The aims of this study were 1) to compare the effects of low versus high doses of indomethacin on cerebral blood flow (CBF) responses to hypercapnia and 2) to investigate the effects of low-dose indomethacin on the cerebral vasculature during resting conditions and during vasodilator stimuli. In the first experiment, 27 piglets were randomized into three groups to receive 5 mg/kg indomethacin, 0.2 mg/kg indomethacin, or normal saline. Ninety minutes later, CBF was measured by radioactive microspheres at baseline, during hypercapnia [PaCO2 > or = 70 mm Hg (> or =9.3 kPa)] and normocapnia. Total CBF was comparable among the three groups at baseline. CBF increased during hypercapnia in all groups, but the hyperemic response was significantly attenuated in the high-dose indomethacin group compared with the saline group but not in the group treated with 0.2 mg/kg. CBF returned toward baseline during normocapnia in all piglets. In the second experiment, a closed cranial window was implanted over the parietal cortex of nine piglets. Cerebrovascular responses to hypercapnia and topical application of isoproterenol (10(-7) and 10(-6) M) and histamine (10(-6) and 10(-5) M) were investigated before and after administration of 0.2 mg/kg indomethacin. Within 10 min of indomethacin administration, pial arteriolar diameters decreased from 72 +/- 8 to 58 +/- 6 microm (p < 0.05), and 6-keto-PGF1alpha concentration decreased from 1440 +/- 250 to 570 +/- 30 pg/mL (p < 0.05).

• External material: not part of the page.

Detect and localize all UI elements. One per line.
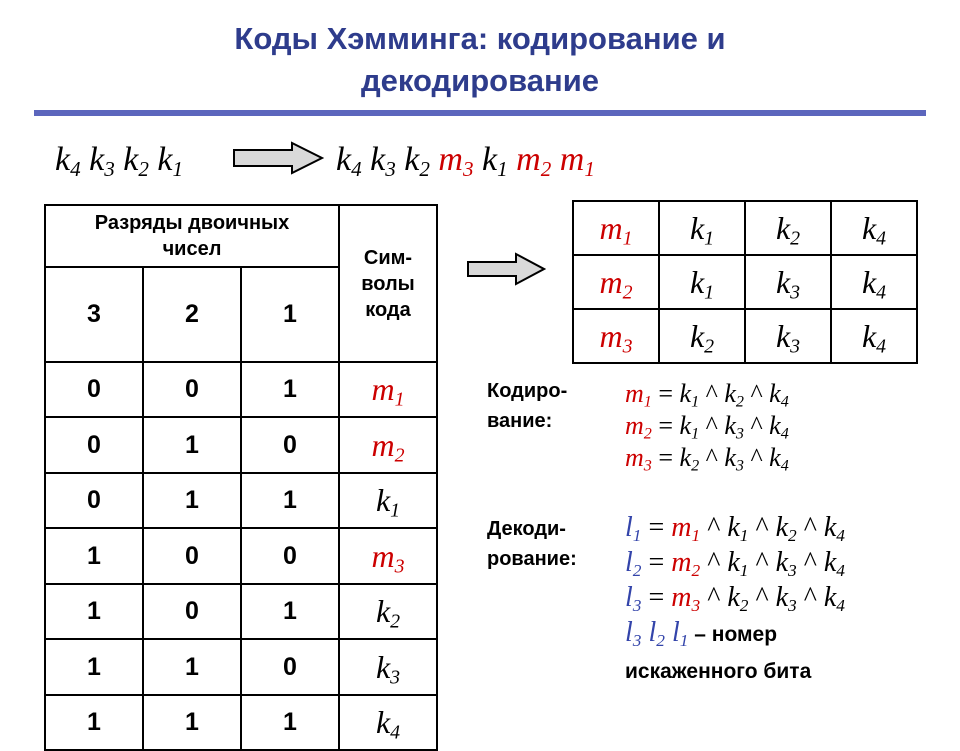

Two hours (138 +/- 21 min) later, pial arteriolar diameters had returned toward baseline values (65 +/- 5 microm), whereas 6-keto-PGF1alpha values remained considerably lower than preindomethacin values (530 +/- 30 pg/mL). Cerebrovascular responses to dilator stimuli were preserved after 0.2 mg/kg indomethacin. We conclude that 0.2 mg/kg indomethacin does not markedly affect the cerebral hyperemic responses to hypercapnia in contrast with a very prominent inhibition by 5 mg/kg indomethacin. Also, although indomethacin at a low dose constricts pial arterioles transiently and attenuates cerebral prostanoid production, it does not inhibit the pial arteriolar responsiveness to prostanoid-associated dilator stimuli. This observation may be due to the permissive role that prostacyclin plays in cerebral vasodilatory responses to some vasogenic stimuli such as hypercapnia and histamine.